2511.02902v1
A close look at the black hole masses and hot dusty toruses of the first quasars with MIRI-MRS
First listed 2025-11-04 | Last updated 2025-11-04
Abstract
The presence of supermassive black holes (SMBHs, $M_\text{BH}\sim10^9 M_\odot$) at $z>7$ remains a puzzle. While their existence appears to require exotic formation or growth processes, it is possible that BH mass estimates are incorrect due to differences from the low-$z$ quasars where BH mass scaling relations are calibrated. In this work, we employ JWST MIRI-MRS spectroscopy to measure the rest-frame optical/IR properties of the four highest-redshift known luminous type-1 quasars at $7.08\leq z<7.64$. We use three new broad lines to measure updated BH masses, H$α$, Pa$α$ and Pa$β$, finding them to be in the range $(4-15)\cdot10^8 M_\odot$. Our black hole mass estimates from all tracers agree with each other and with previous, less accurate, ground-based measurements based on MgII. The flux ratios of the H lines deviate from expectations for case A and B recombination in the same way as in $z<3$ quasars, indicating similar physical conditions in the Broad Line Region. Rest-frame near-IR continuum emission from a hot dusty torus surrounding the accretion disc is unambiguously detected in all four objects. We model the emission with SKIRTOR and constrain the inclination (face-on) and the opening angle ($θ=40-60^\circ$) of the tori. These constraints are consistent for the four objects and with expectations from luminous quasars. We estimate a total dust mass $(1-4)\cdot10^6 M_\odot$ in the tori, corresponding to $(0.2-7)\%$ of the total dust in the quasar host galaxies. Given observed accretion rates, these SMBHs will deplete their tori in only $\sim5$ Myr. Overall, we confirm that $z>7$ SMBHs in quasars could not have grown from stellar-remnant BHs if the radiative efficiency of accretion is $10\%$. We also find no evidence that inferred BH masses and accretion processes in $z>7$ quasars differ significantly from their near-identical counterparts at $z<3$.
Short digest
JWST/MIRI-MRS spectra of the four most distant luminous type-1 quasars (J0313−1806, J1342+0928, J1007+2115, J1120+0641; z=7.08–7.64) deliver rest-frame optical/IR broad H-alpha, Pa-alpha, and Pa-beta, yielding consistent virial masses MbH=(4–15)×10^8 Msun that agree with prior Mg II while C IV remains biased. The hydrogen-line ratios depart from case A/B in the same way as at z<3, pointing to similar BLR conditions. A hot-dust torus is unambiguously detected in all four; SKIRTOR fits favor face-on viewing with opening angles 40–60 deg and torus dust masses 1–4×10^6 Msun (0.2–7% of host dust), implying depletion in ~5 Myr at observed accretion rates. Together these results indicate z>7 quasar BH masses and accretion are not fundamentally different from z<3 counterparts, yet are still too large to arise from stellar-remnant seeds if epsilon=0.1.
Key figures to inspect
- Figure 1: Use the full MRS spectra to verify line identifications (H-alpha, Pa-alpha, Pa-beta) and the rising near-IR continuum from hot dust; note Channel 4 is missing for J1342+0928 due to cosmic-ray showers, which explains gaps at the reddest wavelengths.
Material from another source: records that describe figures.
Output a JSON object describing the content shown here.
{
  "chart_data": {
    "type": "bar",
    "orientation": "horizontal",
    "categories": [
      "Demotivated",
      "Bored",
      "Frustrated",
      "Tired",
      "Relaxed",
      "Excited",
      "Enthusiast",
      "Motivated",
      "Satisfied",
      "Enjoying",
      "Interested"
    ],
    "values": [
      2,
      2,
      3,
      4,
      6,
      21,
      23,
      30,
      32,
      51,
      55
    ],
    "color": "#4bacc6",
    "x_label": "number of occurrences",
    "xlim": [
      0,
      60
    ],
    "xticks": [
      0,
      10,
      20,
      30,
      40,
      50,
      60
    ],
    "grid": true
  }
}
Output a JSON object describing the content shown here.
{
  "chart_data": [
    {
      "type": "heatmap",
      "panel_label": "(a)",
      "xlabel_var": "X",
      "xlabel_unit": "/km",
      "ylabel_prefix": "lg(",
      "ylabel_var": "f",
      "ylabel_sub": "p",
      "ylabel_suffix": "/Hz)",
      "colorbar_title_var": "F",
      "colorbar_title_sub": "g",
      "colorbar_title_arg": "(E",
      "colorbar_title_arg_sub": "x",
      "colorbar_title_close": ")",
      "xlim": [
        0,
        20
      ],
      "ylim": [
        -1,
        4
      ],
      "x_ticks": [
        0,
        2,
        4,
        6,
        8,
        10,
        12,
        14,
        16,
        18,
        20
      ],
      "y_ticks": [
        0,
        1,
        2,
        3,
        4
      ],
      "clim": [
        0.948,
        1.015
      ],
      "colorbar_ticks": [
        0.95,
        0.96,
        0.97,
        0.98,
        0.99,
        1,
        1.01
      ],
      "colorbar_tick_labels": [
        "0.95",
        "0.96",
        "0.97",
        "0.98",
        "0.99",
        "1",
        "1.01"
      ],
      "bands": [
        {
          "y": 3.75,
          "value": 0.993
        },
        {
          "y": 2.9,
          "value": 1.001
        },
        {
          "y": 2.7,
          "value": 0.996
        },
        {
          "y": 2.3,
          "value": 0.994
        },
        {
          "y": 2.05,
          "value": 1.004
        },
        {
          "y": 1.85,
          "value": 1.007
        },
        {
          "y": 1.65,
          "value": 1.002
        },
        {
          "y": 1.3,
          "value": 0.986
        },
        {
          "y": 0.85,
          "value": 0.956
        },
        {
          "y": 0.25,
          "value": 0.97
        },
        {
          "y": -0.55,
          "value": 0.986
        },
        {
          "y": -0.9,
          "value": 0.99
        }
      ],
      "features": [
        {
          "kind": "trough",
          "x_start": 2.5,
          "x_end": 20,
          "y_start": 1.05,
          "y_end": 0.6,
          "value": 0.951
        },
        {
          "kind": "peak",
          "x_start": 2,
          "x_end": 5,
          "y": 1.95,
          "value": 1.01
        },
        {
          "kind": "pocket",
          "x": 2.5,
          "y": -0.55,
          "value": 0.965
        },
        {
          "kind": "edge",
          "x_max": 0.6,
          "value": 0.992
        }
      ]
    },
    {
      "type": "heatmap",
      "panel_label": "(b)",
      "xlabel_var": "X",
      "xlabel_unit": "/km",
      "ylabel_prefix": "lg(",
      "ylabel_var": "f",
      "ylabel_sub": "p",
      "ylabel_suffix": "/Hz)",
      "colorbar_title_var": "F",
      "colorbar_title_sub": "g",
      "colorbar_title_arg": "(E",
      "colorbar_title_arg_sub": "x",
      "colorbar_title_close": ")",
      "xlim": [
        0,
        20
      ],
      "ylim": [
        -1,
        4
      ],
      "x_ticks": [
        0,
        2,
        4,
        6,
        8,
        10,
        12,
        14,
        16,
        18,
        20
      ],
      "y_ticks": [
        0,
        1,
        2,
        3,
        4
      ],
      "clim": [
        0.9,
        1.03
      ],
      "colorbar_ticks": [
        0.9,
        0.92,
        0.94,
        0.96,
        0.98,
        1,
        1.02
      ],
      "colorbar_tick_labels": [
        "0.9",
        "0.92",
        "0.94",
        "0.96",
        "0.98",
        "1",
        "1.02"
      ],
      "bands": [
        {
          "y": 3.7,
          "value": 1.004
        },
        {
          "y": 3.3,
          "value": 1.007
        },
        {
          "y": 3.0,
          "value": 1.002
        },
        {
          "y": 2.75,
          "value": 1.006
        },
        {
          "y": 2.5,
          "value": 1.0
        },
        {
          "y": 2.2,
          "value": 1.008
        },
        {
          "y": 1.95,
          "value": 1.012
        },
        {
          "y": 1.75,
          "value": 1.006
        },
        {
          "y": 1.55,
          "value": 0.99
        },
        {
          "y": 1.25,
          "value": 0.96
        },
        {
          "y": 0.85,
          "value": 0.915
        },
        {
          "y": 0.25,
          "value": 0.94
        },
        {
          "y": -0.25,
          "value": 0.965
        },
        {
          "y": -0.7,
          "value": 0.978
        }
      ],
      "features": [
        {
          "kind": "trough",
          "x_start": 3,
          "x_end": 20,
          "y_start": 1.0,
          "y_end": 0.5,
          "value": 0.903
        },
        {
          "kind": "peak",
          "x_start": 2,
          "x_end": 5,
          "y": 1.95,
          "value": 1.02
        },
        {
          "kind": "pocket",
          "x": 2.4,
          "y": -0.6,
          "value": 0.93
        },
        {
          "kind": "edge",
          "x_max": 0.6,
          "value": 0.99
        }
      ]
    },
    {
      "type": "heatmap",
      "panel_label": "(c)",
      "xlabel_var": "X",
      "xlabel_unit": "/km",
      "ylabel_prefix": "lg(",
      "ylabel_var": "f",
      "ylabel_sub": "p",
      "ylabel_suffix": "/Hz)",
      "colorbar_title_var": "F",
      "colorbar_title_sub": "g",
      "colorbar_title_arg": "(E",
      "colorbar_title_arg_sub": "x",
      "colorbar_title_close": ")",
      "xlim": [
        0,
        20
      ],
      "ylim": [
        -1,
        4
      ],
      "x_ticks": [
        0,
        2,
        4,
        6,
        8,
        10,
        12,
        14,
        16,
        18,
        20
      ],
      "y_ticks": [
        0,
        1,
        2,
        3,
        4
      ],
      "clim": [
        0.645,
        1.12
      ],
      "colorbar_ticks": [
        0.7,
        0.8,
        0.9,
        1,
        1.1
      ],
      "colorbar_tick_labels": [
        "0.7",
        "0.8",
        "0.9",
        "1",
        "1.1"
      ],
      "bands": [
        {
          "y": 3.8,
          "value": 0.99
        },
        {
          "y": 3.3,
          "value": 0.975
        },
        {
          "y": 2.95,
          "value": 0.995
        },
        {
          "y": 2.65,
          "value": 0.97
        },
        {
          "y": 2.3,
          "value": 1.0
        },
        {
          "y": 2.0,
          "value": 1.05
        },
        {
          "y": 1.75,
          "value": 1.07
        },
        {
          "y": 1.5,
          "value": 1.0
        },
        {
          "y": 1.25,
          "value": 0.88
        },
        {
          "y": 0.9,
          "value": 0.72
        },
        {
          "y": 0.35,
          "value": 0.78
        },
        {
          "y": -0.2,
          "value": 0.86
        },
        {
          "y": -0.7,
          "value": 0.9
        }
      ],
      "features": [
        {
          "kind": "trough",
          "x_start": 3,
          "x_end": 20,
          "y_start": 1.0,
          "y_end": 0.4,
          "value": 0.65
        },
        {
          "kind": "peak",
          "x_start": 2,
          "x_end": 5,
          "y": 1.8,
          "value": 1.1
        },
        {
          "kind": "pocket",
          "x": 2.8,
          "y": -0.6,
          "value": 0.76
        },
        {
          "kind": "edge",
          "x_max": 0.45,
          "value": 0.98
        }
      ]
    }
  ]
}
- Figure 2: Inspect the H-alpha multi-component fits and FWHM—J0313−1806 and J1120+0641 show the broadest components, anchoring the largest virial widths; for J1342+0928, residual CR artifacts limit the decomposition to a single broad component.
- Figure 3: Compare single-epoch MbH across five tracers; H-alpha/Pa-alpha/Pa-beta cluster within the intrinsic scatter and align with Mg II, while C IV remains systematically offset even after blueshift correction—this underpins the paper’s mass-robustness claim.
- Figure 4: Read the Balmer–Paschen flux ratios against Cloudy tracks; the positions away from case A/B and not along an extinction vector argue for BLR density/ionization effects similar to those at z<3, supporting the non-evolving BLR conditions conclusion.